When Joy News visited Asafo in Kumasi where some of the coffin manufacturers are located, they lamented the high cost of raw materials.

They added that the extra expenditure on production is also pushing them to increase the prices of caskets in order to stay in business.

The current rising inflation, coupled with fuel and utility tariff increases, majority of local businesses are on the brink of collapse.

In an interview with Joy News, Agya Appiah, a coffin producer who has about 30 years of experience said he is compelled to increase the prices of his products.

I was an apprentice in 1992, but now I run my own business. The fabric we use to decorate the casket I bought for ¢200 on Friday, I was told today to pay ¢240. I couldn’t buy it, so I had to come home to solicit the remaining amount.

“Things are expensive, I would also not sell them [caskets] at a reduced price. All manufacturers here have come to a consensus to increase and stick to one price, latest by next week,” he stated.

This casket is called ‘Abenwaha’, with a price range of ¢1,500 to ¢2,000. But now, If I don’t sell it at ¢2,800, I may not be able to accrue my profit,” he added.

Kwame Malvin, who has been in the business for 3 years, also says patrons are complaining about the new prices.

Our work has been affected. I used to buy this filler at ¢80, currently, I buy it at ¢230. I used to finish two coffins a day. Buyers keep complaining because we scare them with the pricing.

“Starting next week, the prices of coffins will increase. The ¢1,000-priced coffins will be sold at ¢1,500. The ¢800-priced coffins would be sold at ¢1000,” he told Joy News.
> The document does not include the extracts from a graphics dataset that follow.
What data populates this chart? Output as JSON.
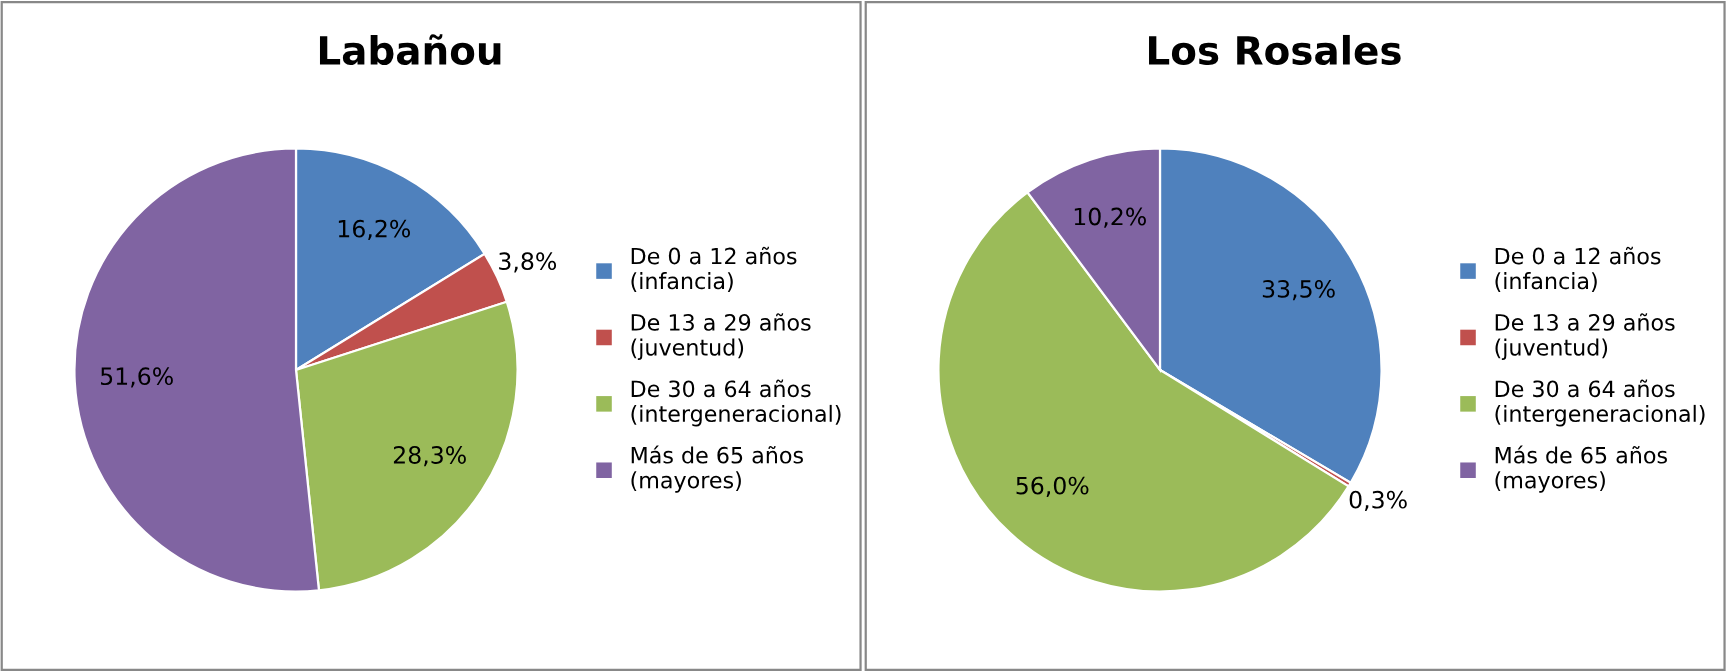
{
  "chart_data": [
    {
      "type": "pie",
      "title": "Labañou",
      "categories": [
        "De 0 a 12 años\n(infancia)",
        "De 13 a 29 años\n(juventud)",
        "De 30 a 64 años\n(intergeneracional)",
        "Más de 65 años\n(mayores)"
      ],
      "values": [
        16.2,
        3.8,
        28.3,
        51.6
      ],
      "value_labels": [
        "16,2%",
        "3,8%",
        "28,3%",
        "51,6%"
      ],
      "colors": [
        "#4f81bd",
        "#c0504d",
        "#9bbb59",
        "#8064a2"
      ],
      "legend": "right"
    },
    {
      "type": "pie",
      "title": "Los Rosales",
      "categories": [
        "De 0 a 12 años\n(infancia)",
        "De 13 a 29 años\n(juventud)",
        "De 30 a 64 años\n(intergeneracional)",
        "Más de 65 años\n(mayores)"
      ],
      "values": [
        33.5,
        0.3,
        56.0,
        10.2
      ],
      "value_labels": [
        "33,5%",
        "0,3%",
        "56,0%",
        "10,2%"
      ],
      "colors": [
        "#4f81bd",
        "#c0504d",
        "#9bbb59",
        "#8064a2"
      ],
      "legend": "right"
    }
  ]
}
On the current state of Ghana’s economy, Dalex Finance CEO Ken Thompson has said he foresees a lot of hardship coming if President Nana Akufo-Addo fails to take decisive action to fix the ailing economy.

While kneeling down on live TV during a programme on Accra-based Citi TV on Tuesday, 1 November 2022, Mr Thompson pleaded: “His Excellency, Nana Addo Dankwa, what I can see coming is not good. If you are watching, what I can see coming is not good”.

“I can see poverty, I can see job losses, I can see business closures, I can see price of electricity going up”, he noted.

Ghana’s economy is on the decline with high fuel and food prices.

The cedi has also taken tumble, ending up as the worst-performing currency in the world.

Ghana is currently in talks with the IMF for a $3-billion extended credit facility programme.